Recently I heard about the proceedings of a parking ticket infraction in the state of Georgia which had me scratching my head. A person I know filed an appeal against a parking ticket because they believed they had decisive evidence to prove the ticket was issued in error.
When they showed up in court as the first step their case was processed at the hands of prosecutors. The prosecution asked them a number of questions related to the case, such as why the defendant would go to all that trouble to appeal. The defendant explained that they believed the ticket was issued in error and they had photo evidence. The prosecution then demanded to see the evidence, claiming the defendant was required to show any evidence to them because "we have to put it on file and compare it with the pictures we have on file." The defendant, though unwilling, complied with their order. After seeing the defendant's evidence one of the prosecutors made a comment suggesting the defendant "would do anything to get out of a ticket." This all took place prior to the trial.
During the trial most of the talking was done by the prosecutors who suggested to the judge that the defendant's evidence was "fake." I heard about the court proceedings and felt the prosecution's actions were unwarranted and maybe even unlawful. So my question is during a civil infraction case, does the prosecution's claim that the defendant is required to turn over evidence hold water? I did some research but it seems most articles (example) talk about criminal cases.

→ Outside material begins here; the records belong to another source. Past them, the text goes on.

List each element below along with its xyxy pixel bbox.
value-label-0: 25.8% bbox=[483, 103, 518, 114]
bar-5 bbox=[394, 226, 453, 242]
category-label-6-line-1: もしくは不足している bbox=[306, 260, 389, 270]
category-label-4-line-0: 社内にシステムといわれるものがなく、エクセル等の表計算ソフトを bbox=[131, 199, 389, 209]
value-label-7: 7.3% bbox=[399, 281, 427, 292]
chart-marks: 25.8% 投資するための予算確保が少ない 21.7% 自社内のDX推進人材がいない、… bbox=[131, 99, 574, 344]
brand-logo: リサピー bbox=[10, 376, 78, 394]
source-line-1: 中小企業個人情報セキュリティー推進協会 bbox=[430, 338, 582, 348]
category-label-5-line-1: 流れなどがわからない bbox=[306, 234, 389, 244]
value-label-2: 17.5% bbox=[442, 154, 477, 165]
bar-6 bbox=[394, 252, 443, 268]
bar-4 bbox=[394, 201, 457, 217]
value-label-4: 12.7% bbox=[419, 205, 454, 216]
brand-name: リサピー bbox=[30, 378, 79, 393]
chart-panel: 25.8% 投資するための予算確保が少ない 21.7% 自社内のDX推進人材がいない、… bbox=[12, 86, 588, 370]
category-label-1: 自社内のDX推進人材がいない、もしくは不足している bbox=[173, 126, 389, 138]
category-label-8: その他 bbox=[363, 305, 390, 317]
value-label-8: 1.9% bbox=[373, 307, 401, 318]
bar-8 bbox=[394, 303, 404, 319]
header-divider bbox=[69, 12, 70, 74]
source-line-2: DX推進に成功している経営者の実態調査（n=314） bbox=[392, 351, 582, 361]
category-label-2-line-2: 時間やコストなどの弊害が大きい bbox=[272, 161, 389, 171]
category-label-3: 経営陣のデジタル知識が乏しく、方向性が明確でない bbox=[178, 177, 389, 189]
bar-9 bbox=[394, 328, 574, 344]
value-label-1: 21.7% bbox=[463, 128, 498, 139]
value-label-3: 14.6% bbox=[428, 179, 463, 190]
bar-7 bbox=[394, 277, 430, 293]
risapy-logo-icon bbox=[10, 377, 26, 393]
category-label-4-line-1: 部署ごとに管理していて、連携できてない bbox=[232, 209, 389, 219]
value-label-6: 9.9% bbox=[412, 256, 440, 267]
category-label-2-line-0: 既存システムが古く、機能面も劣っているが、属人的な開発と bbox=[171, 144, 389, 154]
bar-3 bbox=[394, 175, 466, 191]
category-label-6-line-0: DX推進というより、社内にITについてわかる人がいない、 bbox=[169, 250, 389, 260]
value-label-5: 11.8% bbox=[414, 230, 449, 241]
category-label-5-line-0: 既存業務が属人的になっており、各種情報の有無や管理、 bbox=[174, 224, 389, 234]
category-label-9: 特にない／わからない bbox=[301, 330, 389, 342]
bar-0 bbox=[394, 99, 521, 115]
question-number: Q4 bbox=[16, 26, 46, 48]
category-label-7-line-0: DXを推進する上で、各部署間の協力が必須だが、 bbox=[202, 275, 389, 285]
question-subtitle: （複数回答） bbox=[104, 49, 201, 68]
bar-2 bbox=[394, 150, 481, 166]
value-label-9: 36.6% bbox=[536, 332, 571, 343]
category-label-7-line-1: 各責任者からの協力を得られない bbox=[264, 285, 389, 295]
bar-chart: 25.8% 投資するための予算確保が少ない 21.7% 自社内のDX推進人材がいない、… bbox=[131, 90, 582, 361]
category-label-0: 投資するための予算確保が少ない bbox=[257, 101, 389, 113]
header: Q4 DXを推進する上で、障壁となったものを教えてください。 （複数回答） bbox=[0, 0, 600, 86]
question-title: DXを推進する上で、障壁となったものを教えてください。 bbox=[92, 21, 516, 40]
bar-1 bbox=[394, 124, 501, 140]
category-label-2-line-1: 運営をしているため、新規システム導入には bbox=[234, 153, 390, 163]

*Also worth noting is that the defendant was a person with limited English proficiency (LEP) and required licensed interpretation. Despite knowing this the prosecutors insisted on speaking to the defendant prior to trial in English without an interpreter. (In fact the court is so ill-prepared for interpretation requests that only after resetting the court date five times they were finally able to get a call-in interpreter for several minutes during the trial.)